The school was viciously attacked for making the students recite a verse penned by famous Urdu poet Allama Iqbal. The school’s principal, a teacher and a guard were arrested for running a ‘jihadist empire’ and the school was charged with violating building laws. The state education board suspended the school’s affiliation.In line with his new image, Chouhan has announced the formation of a Brahmin welfare board to appease the small but influential population, enhanced the salary of temple priests to Rs 5,000, and ordered the construction of a Parshuram Lok in Indore.
The chief minister has been busy making a breath-taking array of promises too. He announced the Ladli Behna Yojana (‘beloved sister scheme’), under which financial aid of Rs 1,000 a month would be given to over 1.20 crore women aged between 23 and 60 years.

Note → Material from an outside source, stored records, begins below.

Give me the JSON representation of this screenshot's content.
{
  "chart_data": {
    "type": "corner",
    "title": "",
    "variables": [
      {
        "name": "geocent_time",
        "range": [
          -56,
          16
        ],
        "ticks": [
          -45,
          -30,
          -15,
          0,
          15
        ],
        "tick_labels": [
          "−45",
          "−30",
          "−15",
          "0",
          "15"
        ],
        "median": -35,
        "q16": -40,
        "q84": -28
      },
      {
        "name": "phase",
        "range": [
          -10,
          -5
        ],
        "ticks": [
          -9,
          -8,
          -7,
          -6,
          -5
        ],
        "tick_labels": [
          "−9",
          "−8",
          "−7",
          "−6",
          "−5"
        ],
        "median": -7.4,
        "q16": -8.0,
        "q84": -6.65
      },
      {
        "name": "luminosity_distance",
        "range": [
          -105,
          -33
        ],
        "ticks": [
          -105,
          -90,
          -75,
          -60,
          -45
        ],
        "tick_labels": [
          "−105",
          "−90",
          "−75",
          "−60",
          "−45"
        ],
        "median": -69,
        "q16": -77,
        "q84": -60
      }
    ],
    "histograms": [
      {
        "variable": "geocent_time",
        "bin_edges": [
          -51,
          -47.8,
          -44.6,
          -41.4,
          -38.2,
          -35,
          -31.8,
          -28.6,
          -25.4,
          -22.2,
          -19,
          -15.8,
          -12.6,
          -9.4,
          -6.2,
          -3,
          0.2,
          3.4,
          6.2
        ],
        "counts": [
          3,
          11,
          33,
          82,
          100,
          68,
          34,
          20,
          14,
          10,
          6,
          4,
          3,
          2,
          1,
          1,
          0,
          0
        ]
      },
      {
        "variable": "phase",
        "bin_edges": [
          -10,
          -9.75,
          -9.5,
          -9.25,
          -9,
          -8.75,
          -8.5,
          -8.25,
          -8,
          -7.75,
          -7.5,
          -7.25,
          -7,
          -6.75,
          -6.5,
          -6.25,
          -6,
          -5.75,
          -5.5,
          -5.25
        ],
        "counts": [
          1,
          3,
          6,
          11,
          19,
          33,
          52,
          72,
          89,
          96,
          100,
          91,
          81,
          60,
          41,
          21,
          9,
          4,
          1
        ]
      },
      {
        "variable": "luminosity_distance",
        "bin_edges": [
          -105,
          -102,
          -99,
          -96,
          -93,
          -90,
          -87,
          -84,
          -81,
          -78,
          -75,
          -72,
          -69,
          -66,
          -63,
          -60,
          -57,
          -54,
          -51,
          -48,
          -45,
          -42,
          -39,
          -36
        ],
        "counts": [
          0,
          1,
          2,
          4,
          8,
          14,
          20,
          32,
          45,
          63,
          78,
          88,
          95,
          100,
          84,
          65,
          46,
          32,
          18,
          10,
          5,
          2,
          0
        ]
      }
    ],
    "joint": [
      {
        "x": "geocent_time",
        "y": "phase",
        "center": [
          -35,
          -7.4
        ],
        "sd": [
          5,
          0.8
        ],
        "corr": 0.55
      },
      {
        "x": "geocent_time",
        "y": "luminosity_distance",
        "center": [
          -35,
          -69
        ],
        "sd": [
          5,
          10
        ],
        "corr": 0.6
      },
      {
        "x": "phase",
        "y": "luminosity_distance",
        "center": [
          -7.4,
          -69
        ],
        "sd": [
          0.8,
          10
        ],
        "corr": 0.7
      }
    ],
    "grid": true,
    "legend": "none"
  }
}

He announced the formation of several welfare boards and declared 12 new government holidays this year. He also announced a Seekho Kamao Yojana (learn and earn scheme) that offers stipends of Rs 8,000–10,000 to youth, and has promised to fill one lakh vacant government posts. Chouhan has in fact made 2,715 announcements in the last three years as chief minister, between June 2020 and June 2023, the Madhya Pradesh assembly was informed on 11 July. The reply was given in response to a question put by first-time Congress MLA Ramchandra Dangi.
The beleaguered chief minister eventually blurted out his sense of isolation while addressing women in Indore on July 10. “Believe me, I am alone; how much can a single person do or look at? I need your help. Will you not help me?” the chief minister pleaded. His plaintive appeal was greeted with bemused silence.
His isolation in the party had in fact become evident as early as January this year, when members of the so-called Karni Sena used abusive terms in discussing the chief minister’s mother. No word of protest came from the party leaders, while the Bhopal police lodged an FIR only a week after the video surfaced and only after the chief minister’s wife led a protest and demanded action.
Conspicuously, the party itself—like the citizens that Chouhan had addressed—maintained a studied silence.